Lorsque les gentilshommes du pays se donnaient le plaisir de la pêche aux étangs de Thevet, ils envoyaient vitement quérir maître Pignoux, qui venait, avec sa femme, dresser sa cantine au bord de l'eau, et qui leur servait, sous quelque belle feuillade, ces merveilleuses matelotes (on disait alors étuvées) qui avaient fait sa réputation. Il se transportait aussi dans les villes et châteaux pour les noces et festins, et en eût remontré, disait-on, aux maîtres-queux de M. le Prince.

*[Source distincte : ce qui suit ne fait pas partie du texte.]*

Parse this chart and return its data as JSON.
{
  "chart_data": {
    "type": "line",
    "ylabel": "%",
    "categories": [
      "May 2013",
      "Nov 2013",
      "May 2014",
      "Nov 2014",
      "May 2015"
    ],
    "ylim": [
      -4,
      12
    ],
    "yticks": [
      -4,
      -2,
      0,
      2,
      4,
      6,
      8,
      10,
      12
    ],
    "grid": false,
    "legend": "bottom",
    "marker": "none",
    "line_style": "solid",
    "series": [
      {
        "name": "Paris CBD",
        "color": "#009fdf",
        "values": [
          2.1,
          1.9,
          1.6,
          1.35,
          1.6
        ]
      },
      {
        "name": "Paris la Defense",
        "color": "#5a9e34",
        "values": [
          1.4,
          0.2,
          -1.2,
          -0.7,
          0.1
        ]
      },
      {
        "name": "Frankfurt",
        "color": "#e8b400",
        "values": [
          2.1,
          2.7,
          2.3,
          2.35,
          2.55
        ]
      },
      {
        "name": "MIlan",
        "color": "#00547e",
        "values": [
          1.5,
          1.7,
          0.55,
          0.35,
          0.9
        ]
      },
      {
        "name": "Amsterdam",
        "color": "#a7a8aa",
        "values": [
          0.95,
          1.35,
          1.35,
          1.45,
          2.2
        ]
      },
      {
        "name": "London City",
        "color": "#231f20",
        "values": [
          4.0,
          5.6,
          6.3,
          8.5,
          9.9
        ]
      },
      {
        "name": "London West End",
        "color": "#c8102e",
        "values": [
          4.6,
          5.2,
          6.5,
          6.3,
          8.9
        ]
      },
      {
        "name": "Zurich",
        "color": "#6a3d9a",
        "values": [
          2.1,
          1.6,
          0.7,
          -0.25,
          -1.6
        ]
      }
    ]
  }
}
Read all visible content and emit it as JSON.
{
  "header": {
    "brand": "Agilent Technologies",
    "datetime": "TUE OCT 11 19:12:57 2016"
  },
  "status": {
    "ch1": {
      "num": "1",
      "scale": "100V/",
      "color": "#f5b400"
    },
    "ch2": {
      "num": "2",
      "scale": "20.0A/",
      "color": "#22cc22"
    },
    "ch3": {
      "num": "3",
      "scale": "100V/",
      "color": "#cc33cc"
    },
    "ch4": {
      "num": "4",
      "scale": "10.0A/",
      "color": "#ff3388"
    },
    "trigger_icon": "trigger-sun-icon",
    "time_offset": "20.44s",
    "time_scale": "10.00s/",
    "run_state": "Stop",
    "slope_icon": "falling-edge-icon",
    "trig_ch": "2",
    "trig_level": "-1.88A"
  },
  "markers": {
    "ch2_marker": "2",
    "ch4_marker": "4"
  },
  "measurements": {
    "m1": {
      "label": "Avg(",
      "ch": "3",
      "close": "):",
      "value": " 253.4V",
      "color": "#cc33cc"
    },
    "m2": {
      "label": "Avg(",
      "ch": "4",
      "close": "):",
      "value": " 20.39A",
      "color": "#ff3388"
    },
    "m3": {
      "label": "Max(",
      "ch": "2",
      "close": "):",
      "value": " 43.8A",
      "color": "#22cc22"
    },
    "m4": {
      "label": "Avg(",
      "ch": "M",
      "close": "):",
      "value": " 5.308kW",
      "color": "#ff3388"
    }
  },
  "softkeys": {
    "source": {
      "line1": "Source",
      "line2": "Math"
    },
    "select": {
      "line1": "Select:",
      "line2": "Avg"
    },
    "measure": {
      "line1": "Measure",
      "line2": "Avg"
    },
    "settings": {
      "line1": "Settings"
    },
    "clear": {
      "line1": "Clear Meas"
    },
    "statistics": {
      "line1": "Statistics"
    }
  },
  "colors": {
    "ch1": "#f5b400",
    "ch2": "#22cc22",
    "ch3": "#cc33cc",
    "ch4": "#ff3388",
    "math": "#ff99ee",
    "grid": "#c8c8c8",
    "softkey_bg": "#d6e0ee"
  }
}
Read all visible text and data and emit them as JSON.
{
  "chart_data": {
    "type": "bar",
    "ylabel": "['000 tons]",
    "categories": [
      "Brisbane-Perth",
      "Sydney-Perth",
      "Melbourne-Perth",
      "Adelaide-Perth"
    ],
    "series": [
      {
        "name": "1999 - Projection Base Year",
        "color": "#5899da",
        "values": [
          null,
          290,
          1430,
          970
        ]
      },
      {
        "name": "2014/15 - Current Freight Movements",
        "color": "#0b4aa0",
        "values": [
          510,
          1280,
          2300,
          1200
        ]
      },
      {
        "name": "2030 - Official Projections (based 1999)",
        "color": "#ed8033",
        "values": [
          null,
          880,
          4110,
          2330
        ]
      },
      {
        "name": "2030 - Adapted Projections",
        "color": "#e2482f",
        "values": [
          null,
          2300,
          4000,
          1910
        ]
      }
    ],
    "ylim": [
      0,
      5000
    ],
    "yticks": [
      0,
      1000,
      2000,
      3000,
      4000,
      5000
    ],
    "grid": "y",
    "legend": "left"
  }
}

L'auberge du Geault était solidement bâtie, à deux étages assez élevés, et couverte en tuiles d'un rouge criard qui se voyaient d'une lieue à la ronde. Protégé par les seigneurs du voisinage, maître Pignoux avait obtenu la permission de mettre une girouette sur son toit, privilége nobiliaire auquel il disait avoir droit, puisqu'il avait si souvent occasion d'héberger la noblesse. Aux cris aigres et incessants de cette girouette, qui semblait être le point de mire de tous les souffles de la plaine, se joignait le claquement perpétuel de la grande enseigne de fer battu qui représentait le Geault-Rouge dans sa gloire, lequel se balançait fièrement, au bout d'une potence, à une des fenêtres du second étage.
Il y avait, en face de la maison, de l'autre côté de la route, une très-vaste écurie couverte en chaume, et de longs hangars pour abriter la suite que les nobles chasseurs traînaient après eux. L'auberge était spéciale pour les cavaliers.
On sait qu'en ce temps-là encore, les auberges se distinguaient en hostelleries, gîtes et repues. Les gîtes étaient particulièrement affectés pour la nuit, et les repues pour le dîner des voyageurs; ces dernières étaient de méchantes auberges où les gens de bien ne s'arrêtaient que faute de mieux, et où l'on mangeait parfois du corbeau, de l'âne et de l'anguille de Sancerre, c'est-à-dire de la couleuvre. Les gîtes, au contraire, étaient souvent très-luxueux.
Les hôtelleries se divisaient encore en auberges pour les gens à pied et en auberges pour les gens à cheval. On y pouvait prendre deux repas. Sur celle du Geault-Rouge, on lisait en grosses lettres:
hostellerie par la permission du roy.
Et au-dessous:
dinée du voyageur à cheval , douze sols;
couchée dudist, vingt sols.
Des lettres du roi maintenaient les priviléges des aubergistes. Un voyageur à pied ne pouvait être hébergé dans une hôtellerie de cavaliers, et réciproquement.
«Les lois françaises empêchent l'un de trop dépenser, l'autre de ne pas dépenser assez[24].»